After dominating the high school game at Ashland, D’Argento decided to stay close to home and play for Boston College. Although there was a lot of hype surrounding her arrival on the Heights, she didn’t come in and take over right away.

“It was definitely a transition,” D’Argento said of her first year at BC. “As dominant as I was in high school, I still was very familiar with the level of play I was going to be facing because of travel ball. I wasn’t expecting myself to come in and blow people away, so I had to kind of learn how to be a different kind of pitcher. I wasn’t going to blow the ball by people throwing 60 mph. I had to learn how to be a smarter pitcher with my movement and locations, and that’s something that I’m still growing with, and it’s all starting to come together.”

It didn’t fully hit her how different the college game would be though until her first road trip down at the University of South Florida, when she gave up her first collegiate home run.

“I hung a fat pitch, which is a mistake you can’t make,” she said. “So I was just like, hats off to her for jumping on it.”

The home run was a wakeup call to D’Argento that things wouldn’t be as easy as they had been just a year before.

“I was kind of like, ‘All right. This is legit.’”

BC ended the season with a record of 15-31 and a first-round exit in the ACC tournament.
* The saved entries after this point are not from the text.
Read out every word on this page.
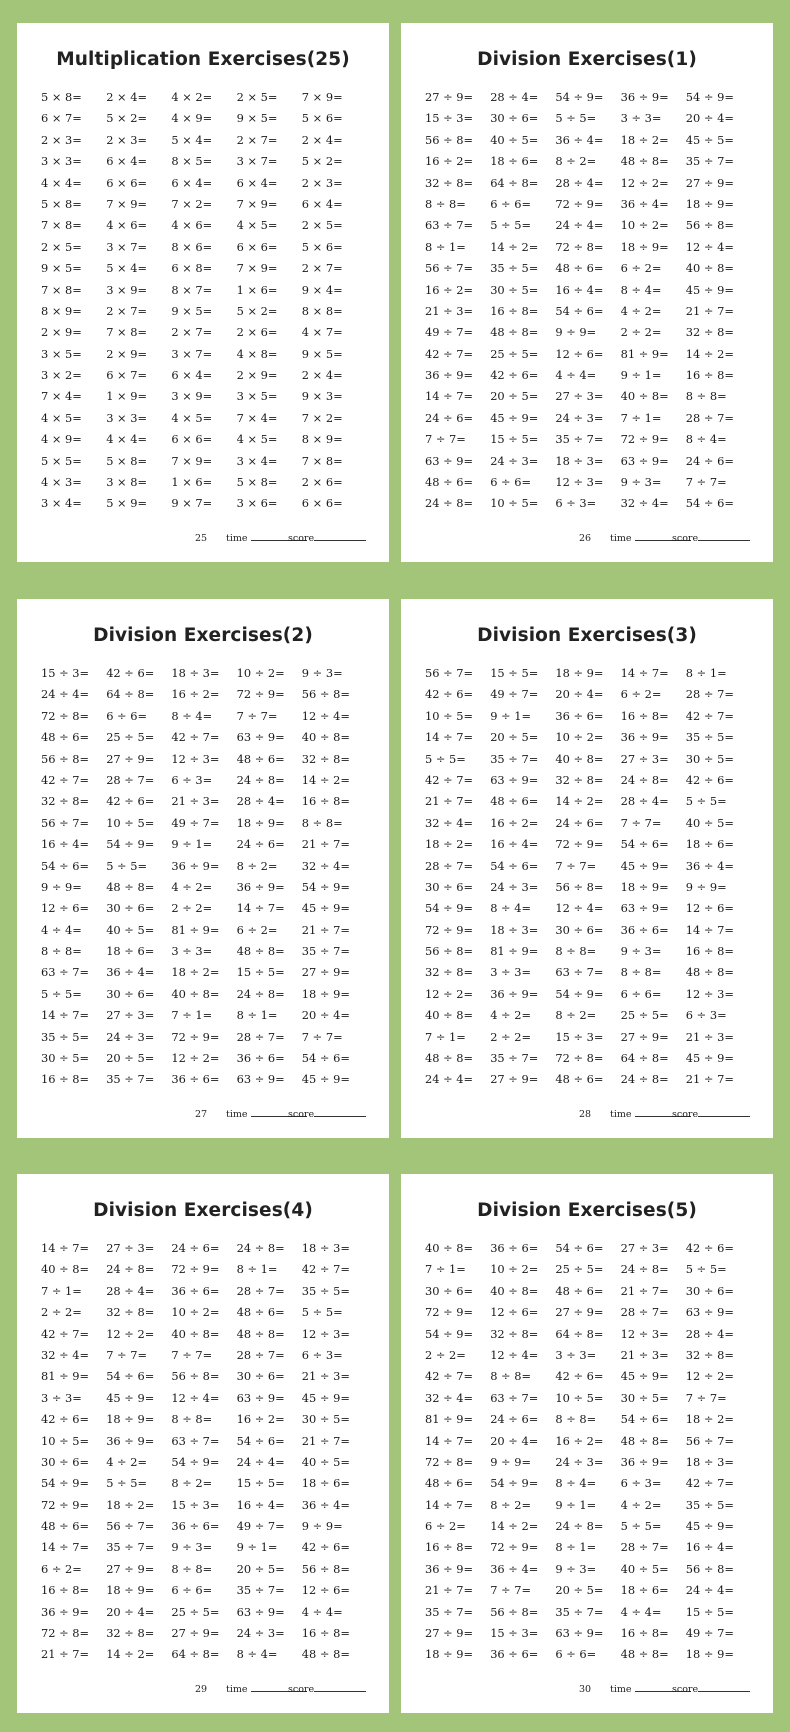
Multiplication Exercises(25)
5 × 8=	2 × 4=	4 × 2=	2 × 5=	7 × 9=
6 × 7=	5 × 2=	4 × 9=	9 × 5=	5 × 6=
2 × 3=	2 × 3=	5 × 4=	2 × 7=	2 × 4=
3 × 3=	6 × 4=	8 × 5=	3 × 7=	5 × 2=
4 × 4=	6 × 6=	6 × 4=	6 × 4=	2 × 3=
5 × 8=	7 × 9=	7 × 2=	7 × 9=	6 × 4=
7 × 8=	4 × 6=	4 × 6=	4 × 5=	2 × 5=
2 × 5=	3 × 7=	8 × 6=	6 × 6=	5 × 6=
9 × 5=	5 × 4=	6 × 8=	7 × 9=	2 × 7=
7 × 8=	3 × 9=	8 × 7=	1 × 6=	9 × 4=
8 × 9=	2 × 7=	9 × 5=	5 × 2=	8 × 8=
2 × 9=	7 × 8=	2 × 7=	2 × 6=	4 × 7=
3 × 5=	2 × 9=	3 × 7=	4 × 8=	9 × 5=
3 × 2=	6 × 7=	6 × 4=	2 × 9=	2 × 4=
7 × 4=	1 × 9=	3 × 9=	3 × 5=	9 × 3=
4 × 5=	3 × 3=	4 × 5=	7 × 4=	7 × 2=
4 × 9=	4 × 4=	6 × 6=	4 × 5=	8 × 9=
5 × 5=	5 × 8=	7 × 9=	3 × 4=	7 × 8=
4 × 3=	3 × 8=	1 × 6=	5 × 8=	2 × 6=
3 × 4=	5 × 9=	9 × 7=	3 × 6=	6 × 6=
25 time	score
Division Exercises(1)
27 ÷ 9=	28 ÷ 4=	54 ÷ 9=	36 ÷ 9=	54 ÷ 9=
15 ÷ 3=	30 ÷ 6=	5 ÷ 5=	3 ÷ 3=	20 ÷ 4=
56 ÷ 8=	40 ÷ 5=	36 ÷ 4=	18 ÷ 2=	45 ÷ 5=
16 ÷ 2=	18 ÷ 6=	8 ÷ 2=	48 ÷ 8=	35 ÷ 7=
32 ÷ 8=	64 ÷ 8=	28 ÷ 4=	12 ÷ 2=	27 ÷ 9=
8 ÷ 8=	6 ÷ 6=	72 ÷ 9=	36 ÷ 4=	18 ÷ 9=
63 ÷ 7=	5 ÷ 5=	24 ÷ 4=	10 ÷ 2=	56 ÷ 8=
8 ÷ 1=	14 ÷ 2=	72 ÷ 8=	18 ÷ 9=	12 ÷ 4=
56 ÷ 7=	35 ÷ 5=	48 ÷ 6=	6 ÷ 2=	40 ÷ 8=
16 ÷ 2=	30 ÷ 5=	16 ÷ 4=	8 ÷ 4=	45 ÷ 9=
21 ÷ 3=	16 ÷ 8=	54 ÷ 6=	4 ÷ 2=	21 ÷ 7=
49 ÷ 7=	48 ÷ 8=	9 ÷ 9=	2 ÷ 2=	32 ÷ 8=
42 ÷ 7=	25 ÷ 5=	12 ÷ 6=	81 ÷ 9=	14 ÷ 2=
36 ÷ 9=	42 ÷ 6=	4 ÷ 4=	9 ÷ 1=	16 ÷ 8=
14 ÷ 7=	20 ÷ 5=	27 ÷ 3=	40 ÷ 8=	8 ÷ 8=
24 ÷ 6=	45 ÷ 9=	24 ÷ 3=	7 ÷ 1=	28 ÷ 7=
7 ÷ 7=	15 ÷ 5=	35 ÷ 7=	72 ÷ 9=	8 ÷ 4=
63 ÷ 9=	24 ÷ 3=	18 ÷ 3=	63 ÷ 9=	24 ÷ 6=
48 ÷ 6=	6 ÷ 6=	12 ÷ 3=	9 ÷ 3=	7 ÷ 7=
24 ÷ 8=	10 ÷ 5=	6 ÷ 3=	32 ÷ 4=	54 ÷ 6=
26 time	score
Division Exercises(2)
15 ÷ 3=	42 ÷ 6=	18 ÷ 3=	10 ÷ 2=	9 ÷ 3=
24 ÷ 4=	64 ÷ 8=	16 ÷ 2=	72 ÷ 9=	56 ÷ 8=
72 ÷ 8=	6 ÷ 6=	8 ÷ 4=	7 ÷ 7=	12 ÷ 4=
48 ÷ 6=	25 ÷ 5=	42 ÷ 7=	63 ÷ 9=	40 ÷ 8=
56 ÷ 8=	27 ÷ 9=	12 ÷ 3=	48 ÷ 6=	32 ÷ 8=
42 ÷ 7=	28 ÷ 7=	6 ÷ 3=	24 ÷ 8=	14 ÷ 2=
32 ÷ 8=	42 ÷ 6=	21 ÷ 3=	28 ÷ 4=	16 ÷ 8=
56 ÷ 7=	10 ÷ 5=	49 ÷ 7=	18 ÷ 9=	8 ÷ 8=
16 ÷ 4=	54 ÷ 9=	9 ÷ 1=	24 ÷ 6=	21 ÷ 7=
54 ÷ 6=	5 ÷ 5=	36 ÷ 9=	8 ÷ 2=	32 ÷ 4=
9 ÷ 9=	48 ÷ 8=	4 ÷ 2=	36 ÷ 9=	54 ÷ 9=
12 ÷ 6=	30 ÷ 6=	2 ÷ 2=	14 ÷ 7=	45 ÷ 9=
4 ÷ 4=	40 ÷ 5=	81 ÷ 9=	6 ÷ 2=	21 ÷ 7=
8 ÷ 8=	18 ÷ 6=	3 ÷ 3=	48 ÷ 8=	35 ÷ 7=
63 ÷ 7=	36 ÷ 4=	18 ÷ 2=	15 ÷ 5=	27 ÷ 9=
5 ÷ 5=	30 ÷ 6=	40 ÷ 8=	24 ÷ 8=	18 ÷ 9=
14 ÷ 7=	27 ÷ 3=	7 ÷ 1=	8 ÷ 1=	20 ÷ 4=
35 ÷ 5=	24 ÷ 3=	72 ÷ 9=	28 ÷ 7=	7 ÷ 7=
30 ÷ 5=	20 ÷ 5=	12 ÷ 2=	36 ÷ 6=	54 ÷ 6=
16 ÷ 8=	35 ÷ 7=	36 ÷ 6=	63 ÷ 9=	45 ÷ 9=
27 time	score
Division Exercises(3)
56 ÷ 7=	15 ÷ 5=	18 ÷ 9=	14 ÷ 7=	8 ÷ 1=
42 ÷ 6=	49 ÷ 7=	20 ÷ 4=	6 ÷ 2=	28 ÷ 7=
10 ÷ 5=	9 ÷ 1=	36 ÷ 6=	16 ÷ 8=	42 ÷ 7=
14 ÷ 7=	20 ÷ 5=	10 ÷ 2=	36 ÷ 9=	35 ÷ 5=
5 ÷ 5=	35 ÷ 7=	40 ÷ 8=	27 ÷ 3=	30 ÷ 5=
42 ÷ 7=	63 ÷ 9=	32 ÷ 8=	24 ÷ 8=	42 ÷ 6=
21 ÷ 7=	48 ÷ 6=	14 ÷ 2=	28 ÷ 4=	5 ÷ 5=
32 ÷ 4=	16 ÷ 2=	24 ÷ 6=	7 ÷ 7=	40 ÷ 5=
18 ÷ 2=	16 ÷ 4=	72 ÷ 9=	54 ÷ 6=	18 ÷ 6=
28 ÷ 7=	54 ÷ 6=	7 ÷ 7=	45 ÷ 9=	36 ÷ 4=
30 ÷ 6=	24 ÷ 3=	56 ÷ 8=	18 ÷ 9=	9 ÷ 9=
54 ÷ 9=	8 ÷ 4=	12 ÷ 4=	63 ÷ 9=	12 ÷ 6=
72 ÷ 9=	18 ÷ 3=	30 ÷ 6=	36 ÷ 6=	14 ÷ 7=
56 ÷ 8=	81 ÷ 9=	8 ÷ 8=	9 ÷ 3=	16 ÷ 8=
32 ÷ 8=	3 ÷ 3=	63 ÷ 7=	8 ÷ 8=	48 ÷ 8=
12 ÷ 2=	36 ÷ 9=	54 ÷ 9=	6 ÷ 6=	12 ÷ 3=
40 ÷ 8=	4 ÷ 2=	8 ÷ 2=	25 ÷ 5=	6 ÷ 3=
7 ÷ 1=	2 ÷ 2=	15 ÷ 3=	27 ÷ 9=	21 ÷ 3=
48 ÷ 8=	35 ÷ 7=	72 ÷ 8=	64 ÷ 8=	45 ÷ 9=
24 ÷ 4=	27 ÷ 9=	48 ÷ 6=	24 ÷ 8=	21 ÷ 7=
28 time	score
Division Exercises(4)
14 ÷ 7=	27 ÷ 3=	24 ÷ 6=	24 ÷ 8=	18 ÷ 3=
40 ÷ 8=	24 ÷ 8=	72 ÷ 9=	8 ÷ 1=	42 ÷ 7=
7 ÷ 1=	28 ÷ 4=	36 ÷ 6=	28 ÷ 7=	35 ÷ 5=
2 ÷ 2=	32 ÷ 8=	10 ÷ 2=	48 ÷ 6=	5 ÷ 5=
42 ÷ 7=	12 ÷ 2=	40 ÷ 8=	48 ÷ 8=	12 ÷ 3=
32 ÷ 4=	7 ÷ 7=	7 ÷ 7=	28 ÷ 7=	6 ÷ 3=
81 ÷ 9=	54 ÷ 6=	56 ÷ 8=	30 ÷ 6=	21 ÷ 3=
3 ÷ 3=	45 ÷ 9=	12 ÷ 4=	63 ÷ 9=	45 ÷ 9=
42 ÷ 6=	18 ÷ 9=	8 ÷ 8=	16 ÷ 2=	30 ÷ 5=
10 ÷ 5=	36 ÷ 9=	63 ÷ 7=	54 ÷ 6=	21 ÷ 7=
30 ÷ 6=	4 ÷ 2=	54 ÷ 9=	24 ÷ 4=	40 ÷ 5=
54 ÷ 9=	5 ÷ 5=	8 ÷ 2=	15 ÷ 5=	18 ÷ 6=
72 ÷ 9=	18 ÷ 2=	15 ÷ 3=	16 ÷ 4=	36 ÷ 4=
48 ÷ 6=	56 ÷ 7=	36 ÷ 6=	49 ÷ 7=	9 ÷ 9=
14 ÷ 7=	35 ÷ 7=	9 ÷ 3=	9 ÷ 1=	42 ÷ 6=
6 ÷ 2=	27 ÷ 9=	8 ÷ 8=	20 ÷ 5=	56 ÷ 8=
16 ÷ 8=	18 ÷ 9=	6 ÷ 6=	35 ÷ 7=	12 ÷ 6=
36 ÷ 9=	20 ÷ 4=	25 ÷ 5=	63 ÷ 9=	4 ÷ 4=
72 ÷ 8=	32 ÷ 8=	27 ÷ 9=	24 ÷ 3=	16 ÷ 8=
21 ÷ 7=	14 ÷ 2=	64 ÷ 8=	8 ÷ 4=	48 ÷ 8=
29 time	score
Division Exercises(5)
40 ÷ 8=	36 ÷ 6=	54 ÷ 6=	27 ÷ 3=	42 ÷ 6=
7 ÷ 1=	10 ÷ 2=	25 ÷ 5=	24 ÷ 8=	5 ÷ 5=
30 ÷ 6=	40 ÷ 8=	48 ÷ 6=	21 ÷ 7=	30 ÷ 6=
72 ÷ 9=	12 ÷ 6=	27 ÷ 9=	28 ÷ 7=	63 ÷ 9=
54 ÷ 9=	32 ÷ 8=	64 ÷ 8=	12 ÷ 3=	28 ÷ 4=
2 ÷ 2=	12 ÷ 4=	3 ÷ 3=	21 ÷ 3=	32 ÷ 8=
42 ÷ 7=	8 ÷ 8=	42 ÷ 6=	45 ÷ 9=	12 ÷ 2=
32 ÷ 4=	63 ÷ 7=	10 ÷ 5=	30 ÷ 5=	7 ÷ 7=
81 ÷ 9=	24 ÷ 6=	8 ÷ 8=	54 ÷ 6=	18 ÷ 2=
14 ÷ 7=	20 ÷ 4=	16 ÷ 2=	48 ÷ 8=	56 ÷ 7=
72 ÷ 8=	9 ÷ 9=	24 ÷ 3=	36 ÷ 9=	18 ÷ 3=
48 ÷ 6=	54 ÷ 9=	8 ÷ 4=	6 ÷ 3=	42 ÷ 7=
14 ÷ 7=	8 ÷ 2=	9 ÷ 1=	4 ÷ 2=	35 ÷ 5=
6 ÷ 2=	14 ÷ 2=	24 ÷ 8=	5 ÷ 5=	45 ÷ 9=
16 ÷ 8=	72 ÷ 9=	8 ÷ 1=	28 ÷ 7=	16 ÷ 4=
36 ÷ 9=	36 ÷ 4=	9 ÷ 3=	40 ÷ 5=	56 ÷ 8=
21 ÷ 7=	7 ÷ 7=	20 ÷ 5=	18 ÷ 6=	24 ÷ 4=
35 ÷ 7=	56 ÷ 8=	35 ÷ 7=	4 ÷ 4=	15 ÷ 5=
27 ÷ 9=	15 ÷ 3=	63 ÷ 9=	16 ÷ 8=	49 ÷ 7=
18 ÷ 9=	36 ÷ 6=	6 ÷ 6=	48 ÷ 8=	18 ÷ 9=
30 time	score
D’Argento appeared on the mound in 35 games and started 23, finishing with a record of 5-14 and a 3.55 ERA. She also posted a batting average of .262 to go along with her six RBIs in 61 at-bats. It was by no means a poor season, especially for a first-year player, but it was a dramatic drop-off for D’Argento. It was especially tough for her to try to make adjustments both on the mound and at the plate when she fell into slumps.

“It’s hard in the sense that when you do all of these things, you kind of have to try to be perfect at everything,” she said. “It was kind of hard to focus, to be the best pitcher I can be, but also be the best batter I can be. So you have to find a balance, and that was difficult at first because I obviously wanted to be successful in all aspects of the game, but sometimes you just can’t.”

D’Argento came into her sophomore year ready to be an ace for the Eagles on the mound, but the season didn’t begin as planned. After pitching a solid seven innings against Stetson in her first start and giving up only one earned run, she gave up five runs in her next start against Michigan State and was replaced after two innings. In her next appearance, she allowed four runs in 1.1 innings of relief to Tennessee. Her struggles on the mound continued, while freshman Amanda Horowitz began to prove herself as a reliable pitching option. D’Argento would only make five starts that year, significantly fewer than the 23 she had her first season at BC.